Characterization of pulmonary function in Duchenne Muscular Dystrophy

Summary Decline in pulmonary function in Duchenne Muscular Dystrophy (DMD) contributes to significant morbidity and reduced longevity. Spirometry is a widely used and fairly easily performed technique to assess lung function, and in particular lung volume; however, the acceptability criteria from the American Thoracic Society (ATS) may be overly restrictive and inappropriate for patients with neuromuscular disease.

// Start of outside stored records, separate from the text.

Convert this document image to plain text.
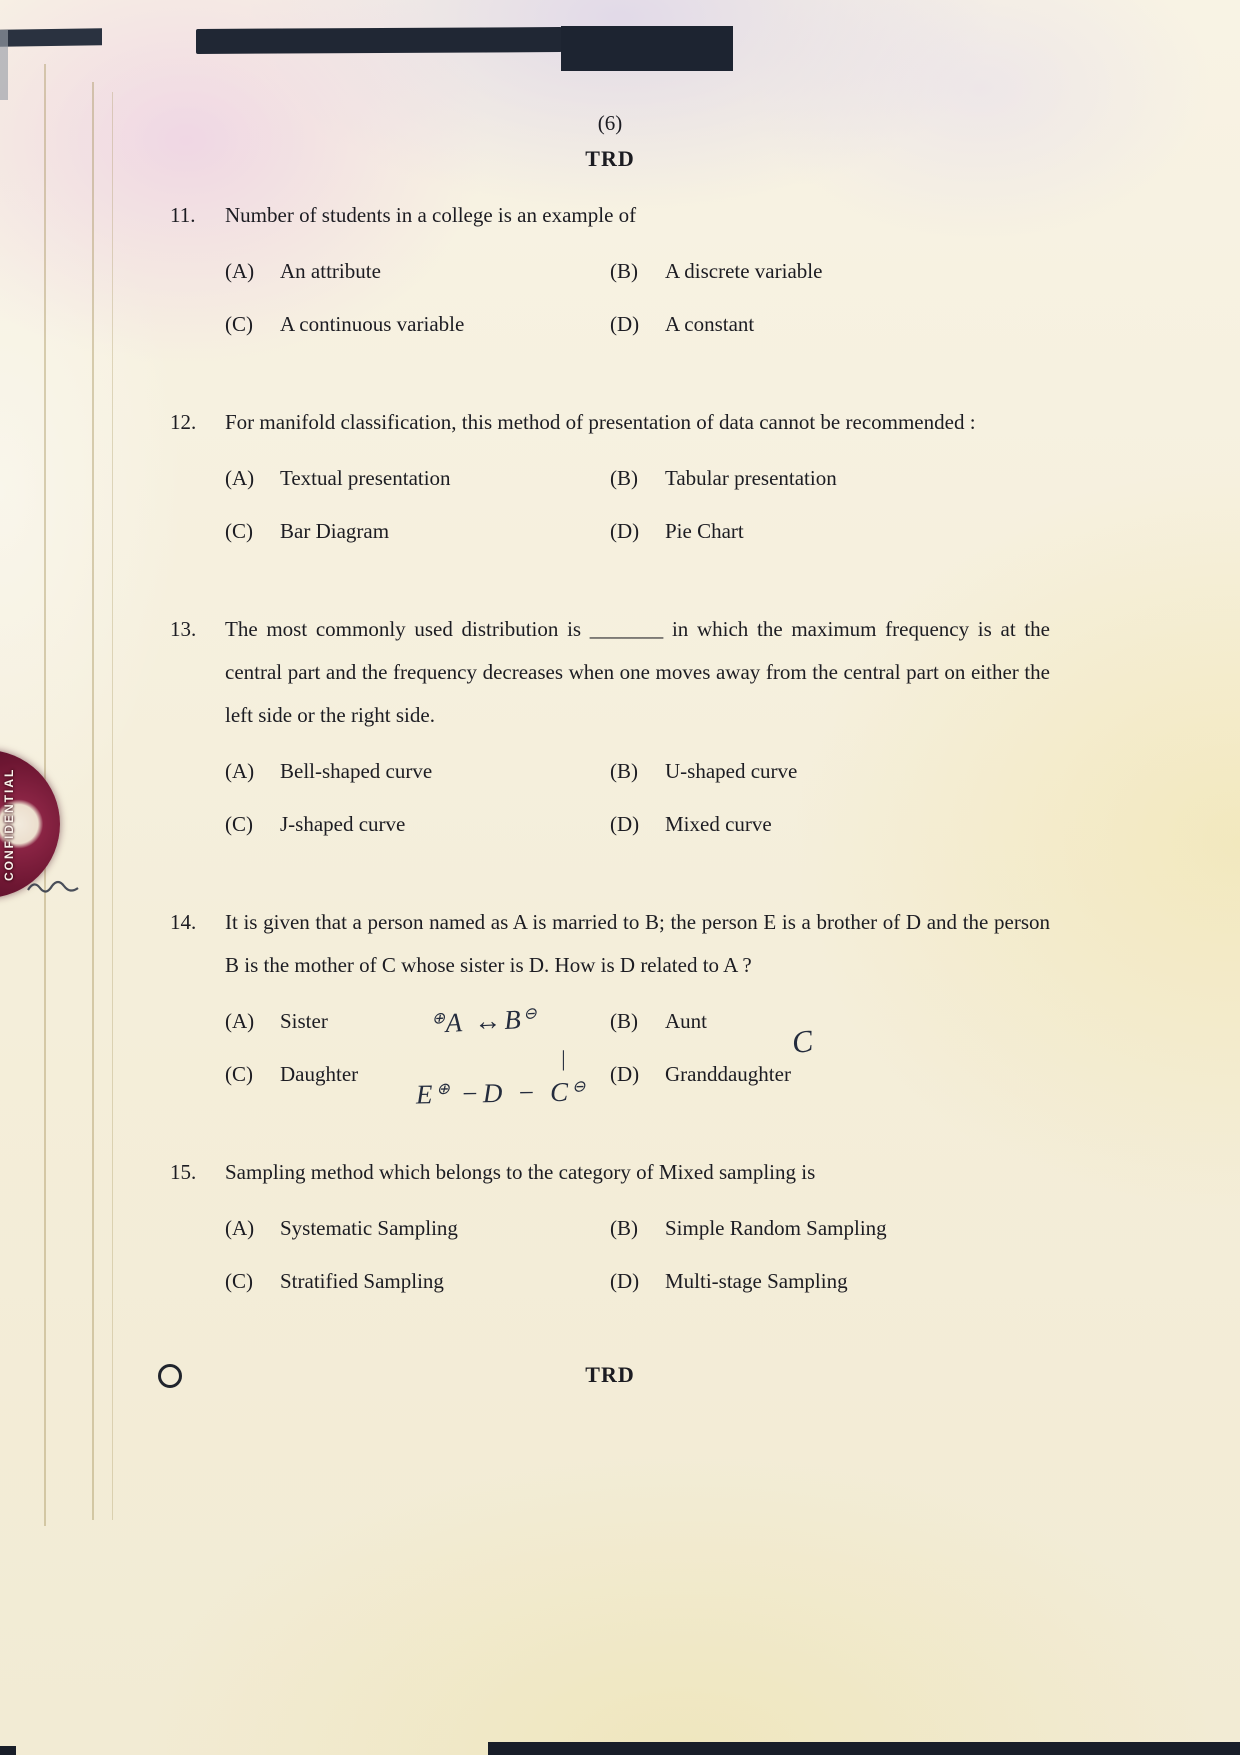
CONFIDENTIAL
(6)
TRD
11.	Number of students in a college is an example of

(A) An attribute	(B) A discrete variable
(C) A continuous variable	(D) A constant
12.	For manifold classification, this method of presentation of data cannot be recommended :

(A) Textual presentation	(B) Tabular presentation
(C) Bar Diagram	(D) Pie Chart
13.	The most commonly used distribution is _______ in which the maximum frequency is at the central part and the frequency decreases when one moves away from the central part on either the left side or the right side.

(A) Bell-shaped curve	(B) U-shaped curve
(C) J-shaped curve	(D) Mixed curve
14.	It is given that a person named as A is married to B; the person E is a brother of D and the person B is the mother of C whose sister is D. How is D related to A ?

(A) Sister	(B) Aunt
(C) Daughter	(D) Granddaughter
15.	Sampling method which belongs to the category of Mixed sampling is

(A) Systematic Sampling	(B) Simple Random Sampling
(C) Stratified Sampling	(D) Multi-stage Sampling
TRD
⊕A ↔B⊖
|
E⊕ −D − C⊖
C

We examined prospective spirometry data (Forced Vital Capacity [FVC] and peak expiratory flow [PEF]) from 60 DMD patients enrolled in a natural history cohort study (median age 10.3 years, range 5–24 years). Expiratory flow‐volume curves were examined by a pulmonologist and the data were evaluated for acceptability using ATS criteria modified based on the capabilities of patients with neuromuscular disease. Data were then analyzed for change with age, ambulation status, and glucocorticoid use. At least one acceptable study was obtained in 44 subjects (73%), and 81 of the 131 studies (62%) were acceptable. The FVC and PEF showed similar relative changes in absolute values with increasing age, i.e., an increase through 10 years, relative stabilization from 10–18 years, and then a decrease at an older age. The percent predicted, FVC and PEF showed a near linear decline of approximately 5% points/year from ages 5 to 24. Surprisingly, no difference was observed in FVC or PEF by ambulation or steroid treatment. Acceptable spirometry can be performed on DMD patients over a broad range of ages. Using modified ATS criteria, curated spirometry data, excluding technically unacceptable data, may provide a more reliable means of determining change in lung function over time. Pediatr Pulmonol. 2015; 50:487–494. © 2015 Wiley Periodicals, Inc.